First starting as Honolua Ranch (1912,) then Baldwin Packers (1914,) this area was home to the largest producer of private label pineapple and pineapple juice in the nation.
After mergers and other name changes, in 1969, Maui Land & Pineapple Company, Inc (ML&P) was created; then, the largest employer on the island of Maui.
In 1974, ML&P carved out 1,650-acres of its nearly 22,000-acres to form a wholly-owned subsidiary, Kapalua Land Company. That year, the master-planned community that makes up the Kapalua Resort (with five white sand beaches) was approved by Maui County.
In 1978, the Kapalua Bay Hotel opened, beginning the change of the former ranch and pineapple lands at Honokahua into a world-class destination resort complex.
In 1987, during the excavation and construction of the Ritz Carlton hotel within the Kapalua Resort, hundreds of native Hawaiian burials were discovered on the planned hotel site.
The scope of the burial site, combined with growing Native Hawaiian consciousness, mobilized protesters. Native Hawaiians and supporters rallied at Honokahua, and in late-1988 at the state Capitol, finally halting the burial disturbance. The hotel was built farther inland. (Honolulu Advertiser)
The Hui Alanui O Makena filed for a contested case hearing; eventually a plan was devised in September 1989 for the proper reburial of more than 900-native Hawaiian bodies disinterred. (Aoude)
Associated with that, the state paid $6-million for a perpetual preservation easement and restoration of the burial site.
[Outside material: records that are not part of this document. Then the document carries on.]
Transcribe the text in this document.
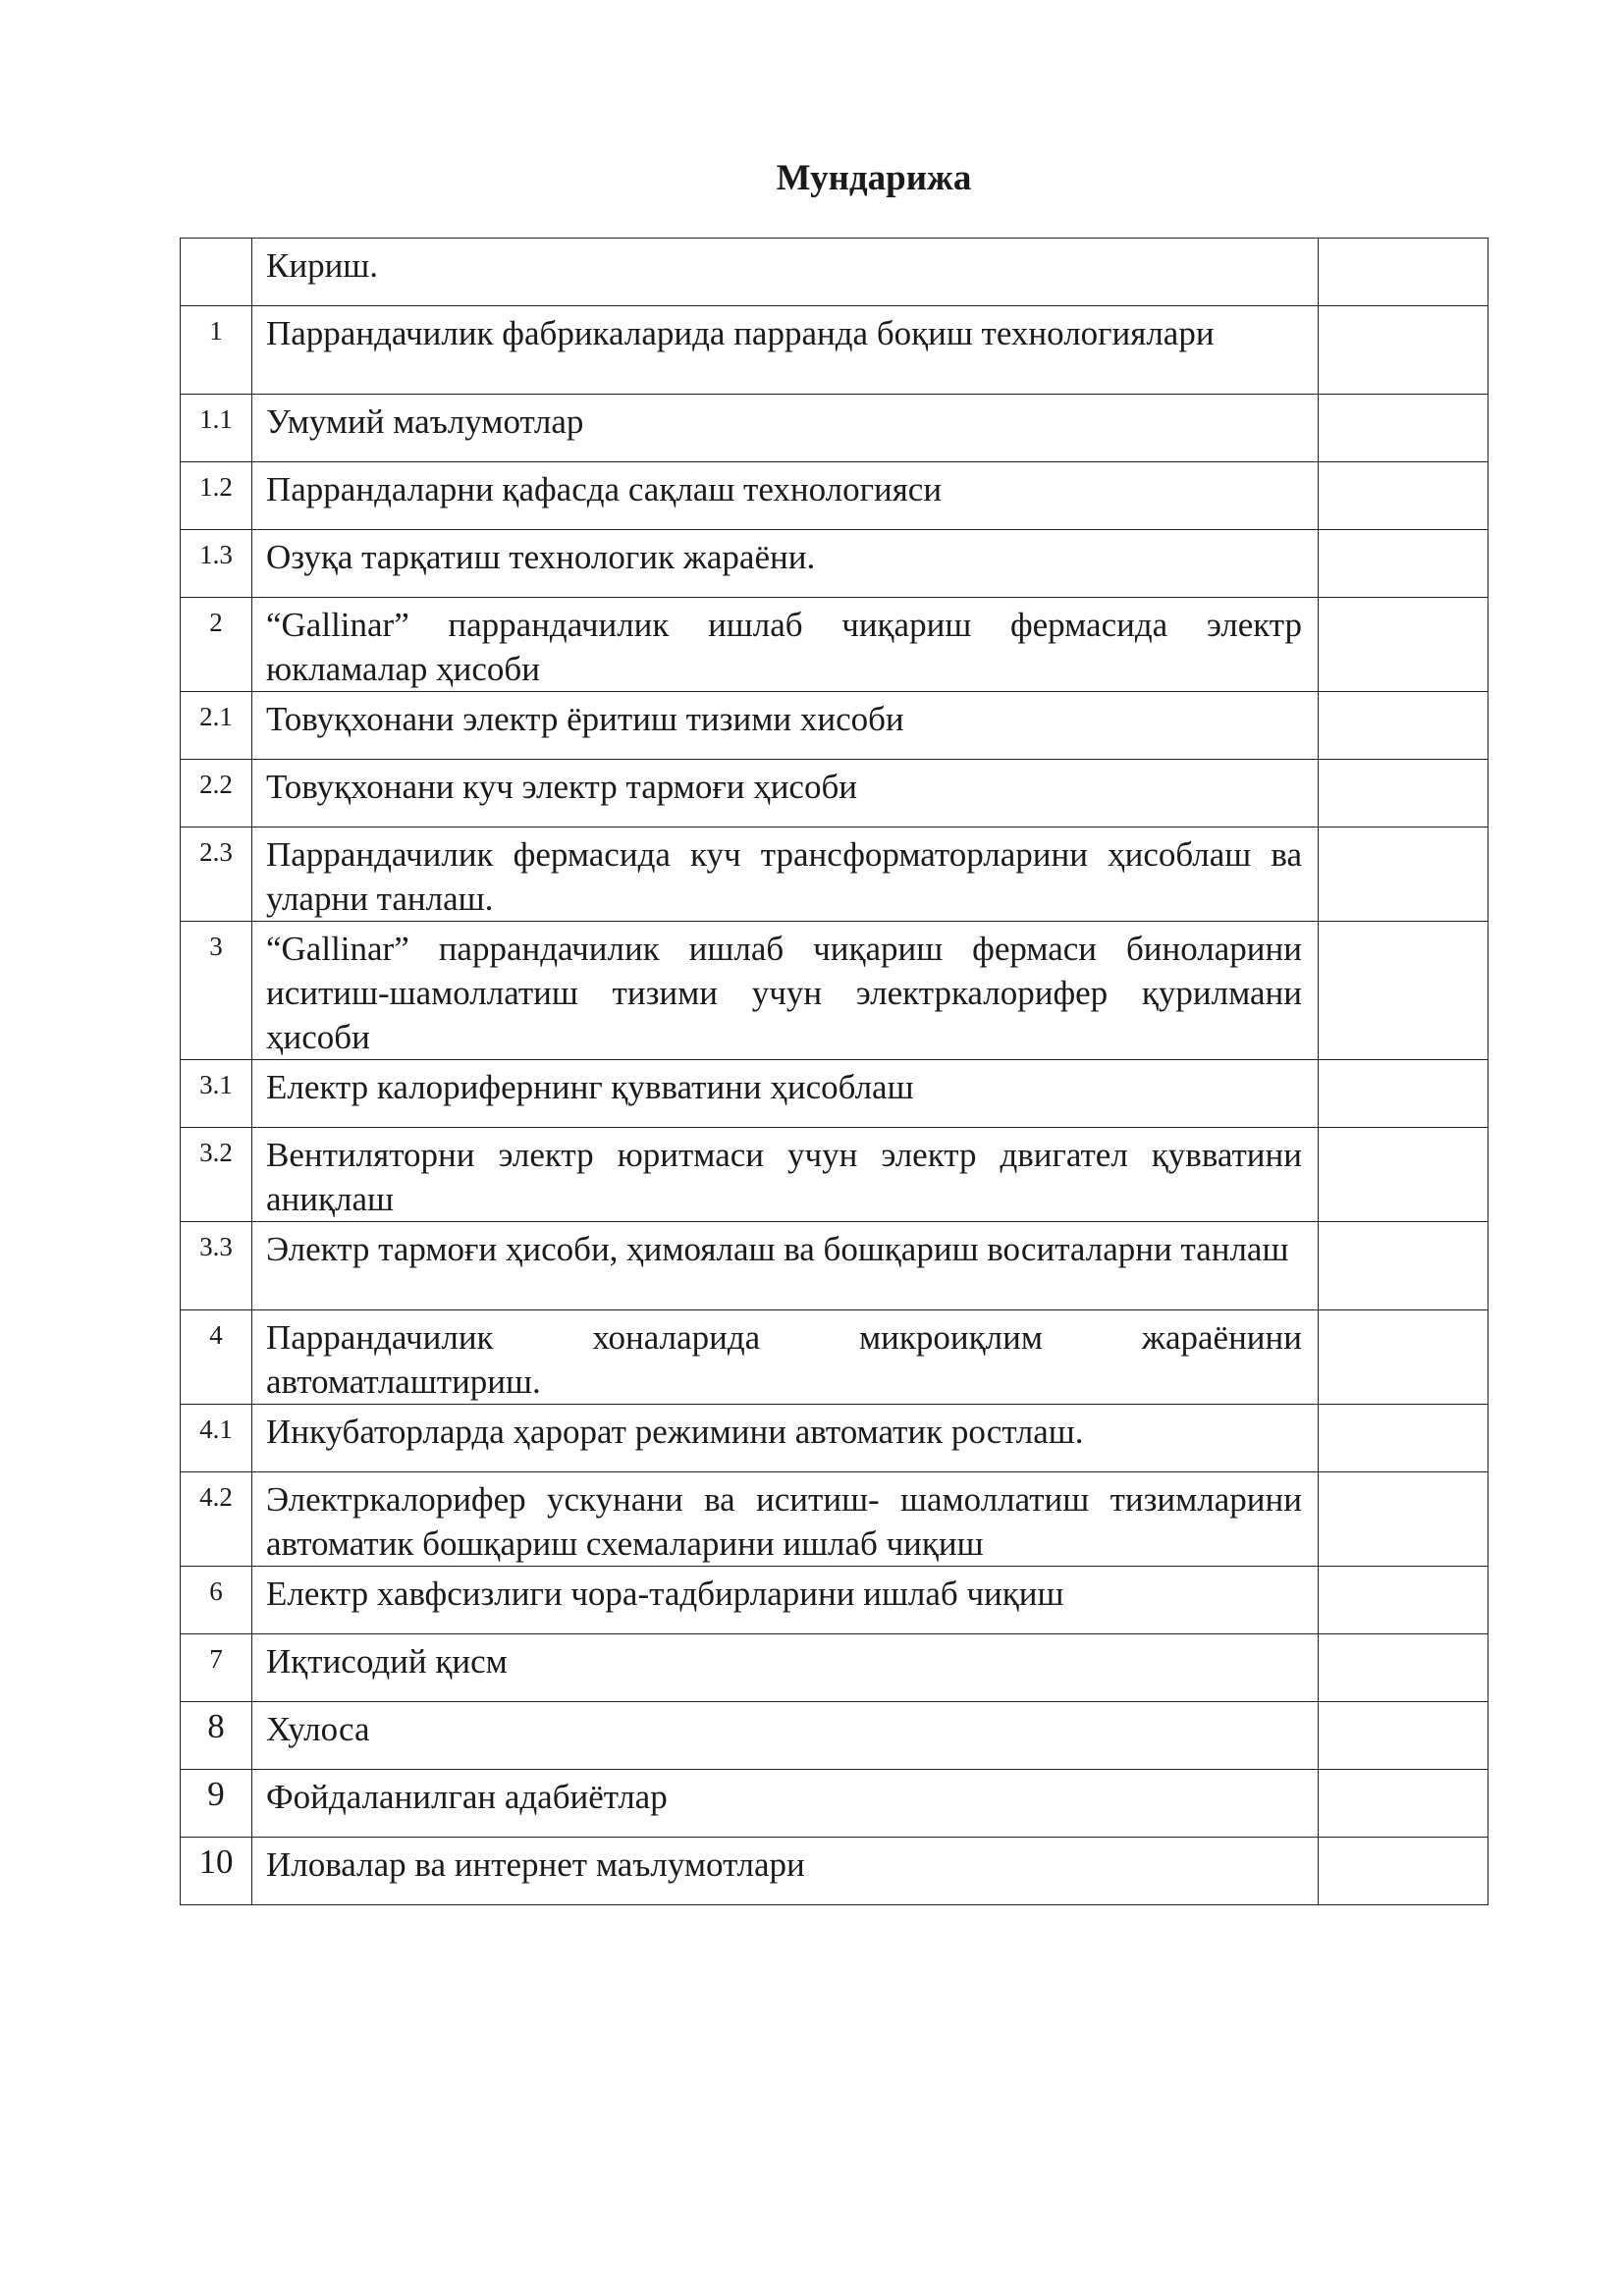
Мундарижа
	Кириш.	
1	Паррандачилик фабрикаларида парранда боқиш технологиялари	
1.1	Умумий маълумотлар	
1.2	Паррандаларни қафасда сақлаш технологияси	
1.3	Озуқа тарқатиш технологик жараёни.	
2	“Gallinar” паррандачилик ишлаб чиқариш фермасида электр юкламалар ҳисоби	
2.1	Товуқхонани электр ёритиш тизими хисоби	
2.2	Товуқхонани куч электр тармоғи ҳисоби	
2.3	Паррандачилик фермасида куч трансформаторларини ҳисоблаш ва уларни танлаш.	
3	“Gallinar” паррандачилик ишлаб чиқариш фермаси биноларини иситиш-шамоллатиш тизими учун электркалорифер қурилмани ҳисоби	
3.1	Електр калорифернинг қувватини ҳисоблаш	
3.2	Вентиляторни электр юритмаси учун электр двигател қувватини аниқлаш	
3.3	Электр тармоғи ҳисоби, ҳимоялаш ва бошқариш воситаларни танлаш	
4	Паррандачилик хоналарида микроиқлим жараёнини автоматлаштириш.	
4.1	Инкубаторларда ҳарорат режимини автоматик ростлаш.	
4.2	Электркалорифер ускунани ва иситиш- шамоллатиш тизимларини автоматик бошқариш схемаларини ишлаб чиқиш	
6	Електр хавфсизлиги чора-тадбирларини ишлаб чиқиш	
7	Иқтисодий қисм	
8	Хулоса	
9	Фойдаланилган адабиётлар	
10	Иловалар ва интернет маълумотлари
A 14-acre site is now a historical and cultural landmark.
In addition, as a result of this, Hawaiʻi’s burial treatment law, passed in 1990, gives unmarked burials, most of which are Native Hawaiian, the same protection as modern cemeteries.
In 1988, Kapalua began management programs, under a management agreement with The Nature Conservancy of Hawaiʻi, for the protection of the Pu‘u Kukui Preserve in the West Maui Mountains. (Access to the Preserve is restricted by ML&P.)
Now, Kapalua includes The Ritz-Carlton, the Ritz-Carlton Club and Residences at Kapalua Bay, the Kapalua Spa, eight residential subdivisions, two championship golf courses (The Bay and The Plantation,) ten-court tennis facilities, several restaurants, and over 800 condominiums, single-family homes and residential lots. (In 2006, the Kapalua Bay Hotel was taken down.)
Kapalua serves as the home of two of Maui’s longest running signature events, the Kapalua Wine & Food Festival and the PGA Tour’s Hyundai Tournament of Champions.
The intent of the Kapalua Resort was to provide a luxurious resort atmosphere removed from the Lāhainā-Kāʻanapali area. With that, it serves as an example of a low-key, low-density destination resort community.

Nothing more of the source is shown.